The AI company will open the lab, which will use AI and robotics to run experiments, in the U.K. next year. It will focus on developing new superconductor materials, which can be used to develop medical imaging tech, alongside new materials for semiconductors.
British scientists will gain “priority access” to some of the world’s most advanced AI tools under the partnership, the U.K. government said in its announcement.
Founded in London in 2010 by Nobel prize winner Demis Hassabis, DeepMind was acquired by Google in 2014, but has retained a large operational base in the U.K. The company has made several breakthroughs considered crucial to advancing AI technology.
The partnership could also lead to DeepMind working with the government on AI research in areas like nuclear fusion and deploying its Gemini models across government and education in the U.K, the government said.
“DeepMind serves as the perfect example of what UK-US tech collaboration can deliver – a firm with roots on both sides of the Atlantic backing British innovators to shape the curve of technological progress,” said U.K. Technology Secretary Liz Kendall in a statement.
“This agreement could help to unlock cleaner energy, smarter public services, and new opportunities which will benefit communities up and down the country,” she said.

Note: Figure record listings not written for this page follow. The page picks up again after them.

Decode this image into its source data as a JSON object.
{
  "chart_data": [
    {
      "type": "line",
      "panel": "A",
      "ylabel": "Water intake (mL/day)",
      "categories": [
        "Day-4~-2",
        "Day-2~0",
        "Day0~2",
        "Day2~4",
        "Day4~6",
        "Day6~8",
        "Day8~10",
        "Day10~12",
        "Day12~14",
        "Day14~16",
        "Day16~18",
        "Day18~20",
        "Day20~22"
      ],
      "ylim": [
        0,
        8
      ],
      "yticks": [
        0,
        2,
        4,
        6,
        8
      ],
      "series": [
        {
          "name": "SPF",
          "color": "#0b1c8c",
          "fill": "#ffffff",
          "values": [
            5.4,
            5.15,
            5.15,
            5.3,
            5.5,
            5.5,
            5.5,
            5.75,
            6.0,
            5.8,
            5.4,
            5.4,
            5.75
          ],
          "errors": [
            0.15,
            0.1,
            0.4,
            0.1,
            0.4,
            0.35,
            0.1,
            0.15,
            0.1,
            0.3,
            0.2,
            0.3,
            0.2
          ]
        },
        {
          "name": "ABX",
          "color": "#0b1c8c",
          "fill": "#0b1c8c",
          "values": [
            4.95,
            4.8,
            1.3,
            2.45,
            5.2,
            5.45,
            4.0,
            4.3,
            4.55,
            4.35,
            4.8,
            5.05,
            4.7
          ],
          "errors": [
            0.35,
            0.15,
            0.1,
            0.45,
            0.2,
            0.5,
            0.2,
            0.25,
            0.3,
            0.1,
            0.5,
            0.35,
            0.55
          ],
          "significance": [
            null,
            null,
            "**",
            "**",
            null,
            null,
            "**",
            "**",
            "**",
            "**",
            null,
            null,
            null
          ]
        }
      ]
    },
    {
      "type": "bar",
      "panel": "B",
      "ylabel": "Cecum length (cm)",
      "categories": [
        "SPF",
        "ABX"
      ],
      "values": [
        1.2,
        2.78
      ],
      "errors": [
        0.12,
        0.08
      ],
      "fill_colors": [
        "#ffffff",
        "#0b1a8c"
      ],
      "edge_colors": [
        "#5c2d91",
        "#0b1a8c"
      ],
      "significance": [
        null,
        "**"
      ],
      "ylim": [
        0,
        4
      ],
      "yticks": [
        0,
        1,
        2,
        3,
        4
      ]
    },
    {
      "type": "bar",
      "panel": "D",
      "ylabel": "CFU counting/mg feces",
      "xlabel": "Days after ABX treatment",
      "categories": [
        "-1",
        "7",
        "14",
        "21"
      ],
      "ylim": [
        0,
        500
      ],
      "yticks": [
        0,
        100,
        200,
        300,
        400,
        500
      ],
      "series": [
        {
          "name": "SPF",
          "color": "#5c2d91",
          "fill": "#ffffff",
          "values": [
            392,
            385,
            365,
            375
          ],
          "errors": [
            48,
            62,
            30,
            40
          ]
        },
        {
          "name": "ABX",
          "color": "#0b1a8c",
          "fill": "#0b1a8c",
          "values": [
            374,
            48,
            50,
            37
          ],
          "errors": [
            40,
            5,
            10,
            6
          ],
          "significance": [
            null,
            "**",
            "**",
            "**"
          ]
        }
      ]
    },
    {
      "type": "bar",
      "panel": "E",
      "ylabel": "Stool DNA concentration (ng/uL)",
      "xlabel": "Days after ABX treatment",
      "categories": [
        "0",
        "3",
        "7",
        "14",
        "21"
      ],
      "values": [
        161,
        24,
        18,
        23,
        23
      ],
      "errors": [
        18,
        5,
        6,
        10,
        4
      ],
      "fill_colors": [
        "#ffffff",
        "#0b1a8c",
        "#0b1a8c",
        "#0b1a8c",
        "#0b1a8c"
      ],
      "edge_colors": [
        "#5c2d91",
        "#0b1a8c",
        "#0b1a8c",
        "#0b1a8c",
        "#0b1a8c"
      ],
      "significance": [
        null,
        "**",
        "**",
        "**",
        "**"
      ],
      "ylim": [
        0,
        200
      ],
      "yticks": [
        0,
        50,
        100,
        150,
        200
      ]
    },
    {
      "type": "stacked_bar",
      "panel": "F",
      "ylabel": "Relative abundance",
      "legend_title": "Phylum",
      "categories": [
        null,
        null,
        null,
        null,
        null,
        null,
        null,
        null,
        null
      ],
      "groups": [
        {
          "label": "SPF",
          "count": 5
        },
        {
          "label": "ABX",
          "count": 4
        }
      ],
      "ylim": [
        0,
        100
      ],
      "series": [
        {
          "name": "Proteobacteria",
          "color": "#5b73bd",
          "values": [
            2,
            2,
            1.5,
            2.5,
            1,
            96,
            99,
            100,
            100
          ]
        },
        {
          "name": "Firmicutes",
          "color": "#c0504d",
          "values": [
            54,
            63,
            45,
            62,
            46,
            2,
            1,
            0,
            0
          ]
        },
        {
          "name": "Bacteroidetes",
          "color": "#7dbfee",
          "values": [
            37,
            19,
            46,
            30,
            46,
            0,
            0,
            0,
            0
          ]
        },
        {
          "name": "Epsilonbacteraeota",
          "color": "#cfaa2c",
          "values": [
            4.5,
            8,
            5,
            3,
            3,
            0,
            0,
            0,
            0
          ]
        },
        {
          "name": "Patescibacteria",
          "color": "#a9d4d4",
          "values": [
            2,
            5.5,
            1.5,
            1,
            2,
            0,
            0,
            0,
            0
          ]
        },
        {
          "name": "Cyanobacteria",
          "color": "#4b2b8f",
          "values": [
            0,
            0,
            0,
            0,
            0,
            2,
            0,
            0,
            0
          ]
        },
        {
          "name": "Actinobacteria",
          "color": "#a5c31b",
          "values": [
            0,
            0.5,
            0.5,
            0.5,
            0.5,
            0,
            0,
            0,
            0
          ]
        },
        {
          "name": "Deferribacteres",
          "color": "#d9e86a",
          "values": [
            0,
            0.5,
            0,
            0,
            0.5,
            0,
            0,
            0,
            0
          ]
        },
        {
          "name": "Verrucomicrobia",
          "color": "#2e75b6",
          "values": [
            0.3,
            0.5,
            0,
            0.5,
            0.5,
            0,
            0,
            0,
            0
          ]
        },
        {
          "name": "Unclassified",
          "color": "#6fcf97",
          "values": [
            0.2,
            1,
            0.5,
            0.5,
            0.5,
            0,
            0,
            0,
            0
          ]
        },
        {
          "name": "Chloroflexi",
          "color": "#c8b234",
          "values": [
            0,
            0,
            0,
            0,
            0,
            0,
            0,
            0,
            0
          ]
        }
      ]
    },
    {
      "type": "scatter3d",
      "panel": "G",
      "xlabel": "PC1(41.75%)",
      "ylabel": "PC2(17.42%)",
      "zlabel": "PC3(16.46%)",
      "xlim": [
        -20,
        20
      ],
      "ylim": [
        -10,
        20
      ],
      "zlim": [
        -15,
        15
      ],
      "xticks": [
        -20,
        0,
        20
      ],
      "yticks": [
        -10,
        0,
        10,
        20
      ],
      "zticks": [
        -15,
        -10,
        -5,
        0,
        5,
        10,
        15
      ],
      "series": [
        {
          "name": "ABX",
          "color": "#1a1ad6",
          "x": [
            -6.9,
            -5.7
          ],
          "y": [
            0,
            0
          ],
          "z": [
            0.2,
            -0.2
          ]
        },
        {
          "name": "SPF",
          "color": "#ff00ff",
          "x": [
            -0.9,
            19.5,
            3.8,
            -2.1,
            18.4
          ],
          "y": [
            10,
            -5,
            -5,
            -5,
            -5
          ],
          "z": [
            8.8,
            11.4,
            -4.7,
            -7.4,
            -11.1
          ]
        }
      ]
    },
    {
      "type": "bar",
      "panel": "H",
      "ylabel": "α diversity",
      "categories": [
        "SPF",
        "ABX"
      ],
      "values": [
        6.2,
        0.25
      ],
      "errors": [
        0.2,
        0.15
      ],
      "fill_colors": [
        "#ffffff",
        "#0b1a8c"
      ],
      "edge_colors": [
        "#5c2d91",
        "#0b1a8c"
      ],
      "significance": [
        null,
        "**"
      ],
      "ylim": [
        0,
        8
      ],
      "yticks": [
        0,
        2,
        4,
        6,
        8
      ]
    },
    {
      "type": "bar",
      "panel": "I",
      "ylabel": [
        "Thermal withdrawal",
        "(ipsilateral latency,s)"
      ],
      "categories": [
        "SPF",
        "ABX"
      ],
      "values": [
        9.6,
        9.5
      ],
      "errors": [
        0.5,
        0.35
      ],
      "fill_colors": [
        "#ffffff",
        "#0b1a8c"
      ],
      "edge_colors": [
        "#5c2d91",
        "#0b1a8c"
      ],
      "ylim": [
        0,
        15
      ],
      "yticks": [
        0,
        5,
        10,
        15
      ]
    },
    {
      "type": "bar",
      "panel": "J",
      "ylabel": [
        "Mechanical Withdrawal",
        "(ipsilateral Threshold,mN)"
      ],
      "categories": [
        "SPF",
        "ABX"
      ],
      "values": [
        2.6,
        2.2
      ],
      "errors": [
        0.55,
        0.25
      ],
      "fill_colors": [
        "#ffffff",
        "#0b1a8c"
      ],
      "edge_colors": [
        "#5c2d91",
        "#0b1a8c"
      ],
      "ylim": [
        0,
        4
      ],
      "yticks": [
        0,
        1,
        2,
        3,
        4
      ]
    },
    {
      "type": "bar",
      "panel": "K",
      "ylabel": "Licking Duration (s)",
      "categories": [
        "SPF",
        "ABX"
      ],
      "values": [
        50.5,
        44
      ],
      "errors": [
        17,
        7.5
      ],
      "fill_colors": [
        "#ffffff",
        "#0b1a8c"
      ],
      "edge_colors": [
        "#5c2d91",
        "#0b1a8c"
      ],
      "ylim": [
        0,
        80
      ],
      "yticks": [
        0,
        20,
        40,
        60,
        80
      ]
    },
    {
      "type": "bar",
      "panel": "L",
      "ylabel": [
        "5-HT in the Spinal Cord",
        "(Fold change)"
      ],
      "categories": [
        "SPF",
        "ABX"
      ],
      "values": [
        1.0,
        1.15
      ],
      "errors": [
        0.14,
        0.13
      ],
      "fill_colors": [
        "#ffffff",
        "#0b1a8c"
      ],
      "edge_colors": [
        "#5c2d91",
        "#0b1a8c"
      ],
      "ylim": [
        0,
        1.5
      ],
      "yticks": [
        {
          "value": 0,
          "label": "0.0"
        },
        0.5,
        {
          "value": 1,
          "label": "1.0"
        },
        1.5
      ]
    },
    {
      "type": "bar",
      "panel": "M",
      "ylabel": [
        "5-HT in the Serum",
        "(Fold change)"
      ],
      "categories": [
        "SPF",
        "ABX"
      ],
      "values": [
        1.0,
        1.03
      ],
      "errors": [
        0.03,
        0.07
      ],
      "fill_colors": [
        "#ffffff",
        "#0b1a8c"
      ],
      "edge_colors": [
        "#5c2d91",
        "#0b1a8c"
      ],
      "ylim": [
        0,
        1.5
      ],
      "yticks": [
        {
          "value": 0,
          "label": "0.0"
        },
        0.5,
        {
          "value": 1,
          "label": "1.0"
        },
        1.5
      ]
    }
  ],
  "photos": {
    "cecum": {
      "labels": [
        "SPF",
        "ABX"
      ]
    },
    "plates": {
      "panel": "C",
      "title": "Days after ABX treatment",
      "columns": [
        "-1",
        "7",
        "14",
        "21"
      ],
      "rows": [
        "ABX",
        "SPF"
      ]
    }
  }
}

“AI has incredible potential to drive a new era of scientific discovery and improve everyday life,” said Hassabis.
“We’re excited to deepen our collaboration with the UK government and build on the country’s rich heritage of innovation to advance science, strengthen security, and deliver tangible improvements for citizens.”
The U.K. has been racing to sign deals with major tech companies as it tries to build out its AI infrastructure and public deployment of the technology, since the publication of a national strategy for AI in January.
Microsoft, Nvidia, Google and OpenAI announced plans to funnel over $40 billion of investment into new AI infrastructure in the country in September, during a state visit by U.S. President Donald Trump.